The ACIP meeting Sept 18-19

If you want a vaccine, you can have a vaccine. And if the USG paid for it before, it will still be paid for. But we don't recommend its use.

My subheading gives you the meeting results in a nutshell. Secretary Kennedy promised not to take vaccines away if someone wants them. And since “access” in US CDC parlance also implies “free,” the COVID vaccines will remain covered by federal benefit programs, which are an indication that private insurance is also likely to continue to cover them.

Under Obamacare, in 2009, all vaccines had to be paid for 100% by insurance (no copay) under the rubric that President Obama was providing us “preventive medicine”—and supporting health care, not just sick care. Another peculiar use of language to push the vaccine agenda.

The problem with this is that Americans love free stuff. If they had to pay $10 for a COVID shot a lot fewer would bare their arms for these poisonous jabs.

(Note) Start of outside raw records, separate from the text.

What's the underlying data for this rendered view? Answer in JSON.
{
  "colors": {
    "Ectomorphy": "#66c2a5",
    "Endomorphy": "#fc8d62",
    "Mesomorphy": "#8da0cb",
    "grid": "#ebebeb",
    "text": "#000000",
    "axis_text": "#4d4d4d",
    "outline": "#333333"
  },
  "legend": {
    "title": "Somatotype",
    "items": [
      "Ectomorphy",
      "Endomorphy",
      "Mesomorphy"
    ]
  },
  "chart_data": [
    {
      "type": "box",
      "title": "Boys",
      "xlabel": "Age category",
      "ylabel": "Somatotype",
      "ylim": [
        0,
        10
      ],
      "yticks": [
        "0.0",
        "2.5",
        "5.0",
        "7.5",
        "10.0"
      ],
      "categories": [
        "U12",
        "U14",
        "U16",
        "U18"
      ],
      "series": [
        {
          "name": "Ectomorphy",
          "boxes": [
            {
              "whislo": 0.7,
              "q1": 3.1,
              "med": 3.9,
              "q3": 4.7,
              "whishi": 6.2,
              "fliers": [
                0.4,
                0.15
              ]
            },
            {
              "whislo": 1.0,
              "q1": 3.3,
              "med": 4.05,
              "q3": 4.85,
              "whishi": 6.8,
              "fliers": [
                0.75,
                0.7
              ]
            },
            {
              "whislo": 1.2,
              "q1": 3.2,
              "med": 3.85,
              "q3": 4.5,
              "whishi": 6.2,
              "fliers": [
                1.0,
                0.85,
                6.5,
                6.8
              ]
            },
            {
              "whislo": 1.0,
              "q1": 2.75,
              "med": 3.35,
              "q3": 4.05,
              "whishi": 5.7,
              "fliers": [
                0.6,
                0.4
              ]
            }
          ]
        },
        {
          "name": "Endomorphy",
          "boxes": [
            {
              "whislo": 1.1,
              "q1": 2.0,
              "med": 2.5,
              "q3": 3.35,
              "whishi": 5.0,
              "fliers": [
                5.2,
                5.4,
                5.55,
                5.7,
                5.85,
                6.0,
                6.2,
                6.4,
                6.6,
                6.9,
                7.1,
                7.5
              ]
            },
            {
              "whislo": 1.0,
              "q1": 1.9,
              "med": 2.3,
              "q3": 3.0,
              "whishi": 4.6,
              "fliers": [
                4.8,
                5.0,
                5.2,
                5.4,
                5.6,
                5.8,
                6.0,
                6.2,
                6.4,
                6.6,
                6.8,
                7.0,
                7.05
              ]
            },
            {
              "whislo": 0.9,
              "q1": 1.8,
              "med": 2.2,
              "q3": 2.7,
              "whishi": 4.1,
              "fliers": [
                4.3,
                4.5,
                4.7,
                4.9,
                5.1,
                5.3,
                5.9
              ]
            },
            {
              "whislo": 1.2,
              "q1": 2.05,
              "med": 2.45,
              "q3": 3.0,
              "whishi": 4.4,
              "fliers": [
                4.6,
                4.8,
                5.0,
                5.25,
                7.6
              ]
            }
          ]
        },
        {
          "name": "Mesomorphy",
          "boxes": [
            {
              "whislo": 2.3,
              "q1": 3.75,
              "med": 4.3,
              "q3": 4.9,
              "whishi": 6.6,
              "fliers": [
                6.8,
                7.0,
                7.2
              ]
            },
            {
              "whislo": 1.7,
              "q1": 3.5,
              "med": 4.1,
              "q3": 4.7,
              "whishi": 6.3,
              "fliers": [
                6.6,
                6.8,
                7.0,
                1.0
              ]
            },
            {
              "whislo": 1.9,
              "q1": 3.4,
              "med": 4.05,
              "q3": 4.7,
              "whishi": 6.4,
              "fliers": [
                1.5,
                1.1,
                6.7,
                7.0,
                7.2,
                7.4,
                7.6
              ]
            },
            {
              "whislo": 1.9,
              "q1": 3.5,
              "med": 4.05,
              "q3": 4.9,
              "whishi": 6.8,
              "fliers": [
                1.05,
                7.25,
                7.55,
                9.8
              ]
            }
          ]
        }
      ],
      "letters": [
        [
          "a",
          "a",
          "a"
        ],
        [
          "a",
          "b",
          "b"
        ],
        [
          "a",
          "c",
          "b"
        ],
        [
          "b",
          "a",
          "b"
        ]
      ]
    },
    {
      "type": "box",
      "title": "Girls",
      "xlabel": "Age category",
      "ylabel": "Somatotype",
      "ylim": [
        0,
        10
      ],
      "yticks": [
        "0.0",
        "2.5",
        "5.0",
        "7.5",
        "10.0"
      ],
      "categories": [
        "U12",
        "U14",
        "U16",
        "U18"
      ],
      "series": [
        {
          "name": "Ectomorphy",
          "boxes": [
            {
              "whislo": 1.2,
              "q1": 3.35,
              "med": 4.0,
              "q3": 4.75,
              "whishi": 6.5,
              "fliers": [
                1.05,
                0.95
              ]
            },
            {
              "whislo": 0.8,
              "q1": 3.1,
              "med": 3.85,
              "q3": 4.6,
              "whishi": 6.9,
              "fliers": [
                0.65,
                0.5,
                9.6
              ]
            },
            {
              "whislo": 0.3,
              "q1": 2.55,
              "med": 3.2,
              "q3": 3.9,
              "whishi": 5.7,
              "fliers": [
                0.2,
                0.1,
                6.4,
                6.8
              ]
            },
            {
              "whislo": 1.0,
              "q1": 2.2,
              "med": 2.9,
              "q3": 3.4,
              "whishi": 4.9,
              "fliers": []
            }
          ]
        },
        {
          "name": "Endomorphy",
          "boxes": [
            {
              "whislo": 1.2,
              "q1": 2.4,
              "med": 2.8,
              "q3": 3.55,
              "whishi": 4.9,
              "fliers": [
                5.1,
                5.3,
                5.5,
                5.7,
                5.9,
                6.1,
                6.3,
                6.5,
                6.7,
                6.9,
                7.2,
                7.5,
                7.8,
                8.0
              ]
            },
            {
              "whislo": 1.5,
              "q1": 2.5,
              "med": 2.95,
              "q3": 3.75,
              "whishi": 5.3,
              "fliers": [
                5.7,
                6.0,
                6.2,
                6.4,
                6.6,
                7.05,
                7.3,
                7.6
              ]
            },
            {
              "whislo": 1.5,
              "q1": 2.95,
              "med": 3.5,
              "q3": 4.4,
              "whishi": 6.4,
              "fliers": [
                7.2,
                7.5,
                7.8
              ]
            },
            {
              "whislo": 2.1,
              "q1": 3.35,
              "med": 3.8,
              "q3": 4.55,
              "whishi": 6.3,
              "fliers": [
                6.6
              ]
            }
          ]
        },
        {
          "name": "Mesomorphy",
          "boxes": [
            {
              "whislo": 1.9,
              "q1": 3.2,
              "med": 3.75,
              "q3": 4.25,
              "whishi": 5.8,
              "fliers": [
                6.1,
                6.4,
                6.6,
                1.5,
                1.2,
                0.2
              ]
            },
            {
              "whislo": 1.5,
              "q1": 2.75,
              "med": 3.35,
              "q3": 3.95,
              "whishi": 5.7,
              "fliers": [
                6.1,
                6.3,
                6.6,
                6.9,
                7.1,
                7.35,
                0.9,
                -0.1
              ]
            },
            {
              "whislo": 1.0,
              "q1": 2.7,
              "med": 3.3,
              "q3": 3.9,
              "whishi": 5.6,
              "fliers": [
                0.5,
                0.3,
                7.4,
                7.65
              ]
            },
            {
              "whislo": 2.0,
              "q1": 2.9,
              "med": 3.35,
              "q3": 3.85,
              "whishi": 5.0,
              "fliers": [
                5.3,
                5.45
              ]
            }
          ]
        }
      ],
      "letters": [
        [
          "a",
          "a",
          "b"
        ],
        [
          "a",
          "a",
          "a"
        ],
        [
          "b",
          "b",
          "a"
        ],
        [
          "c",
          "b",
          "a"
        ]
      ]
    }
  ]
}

I admit that I do not know the legal or financial difference between CDC recommending a vaccine versus recommending that doctors and patients discuss together whether it should be given, termed “shared decisionmaking.” What happens differently in the exam room? Does the nurse stop coming at you with the shot before the doc even sees you?

Do the ACIP members know?

Requiring a prescription for a vaccine (which at least makes a healthcare provider responsible for determining it is in your best interest) should have had a unanimous YES vote, but the sole pharmacist on the panel challenged this. They say Martin Kuldorff broke a tie vote, but there were 12 members there I think, so did he change his vote? I left for the airport at that point. NPR says that pushback included the claim that requiring a prescription would interfere with “access”—that slippery word, and of course everyone needs access to this poison whose label cannot be relied upon for accuracy. Why do we give the public access to poison but no access to accurate information about it?

After Dr. Pebsworth noted that the briefers had not been entirely accurate with the panel regarding the birth dose of Hep. B vaccine, the Hepatitis B votes were postponed.

CDC’s questions for the panel were confusing. Who was responsible for that?

The highlights of the meeting were sudden bursts of clarity and detailed information on the problems with COVID vaccines, coming from 2 outside academic briefers and from Dr. Levi. However, these presentations simply brought forth a chorus of industry hacks mouthing different versions of “safe and effective” and failing to grapple with any of the details that had just been provided.

All in all, it seemed like another meeting in which the members were trying to make everyone happy, but probably pleased no one. It is a learning curve; the rules are arcane, and it should get better.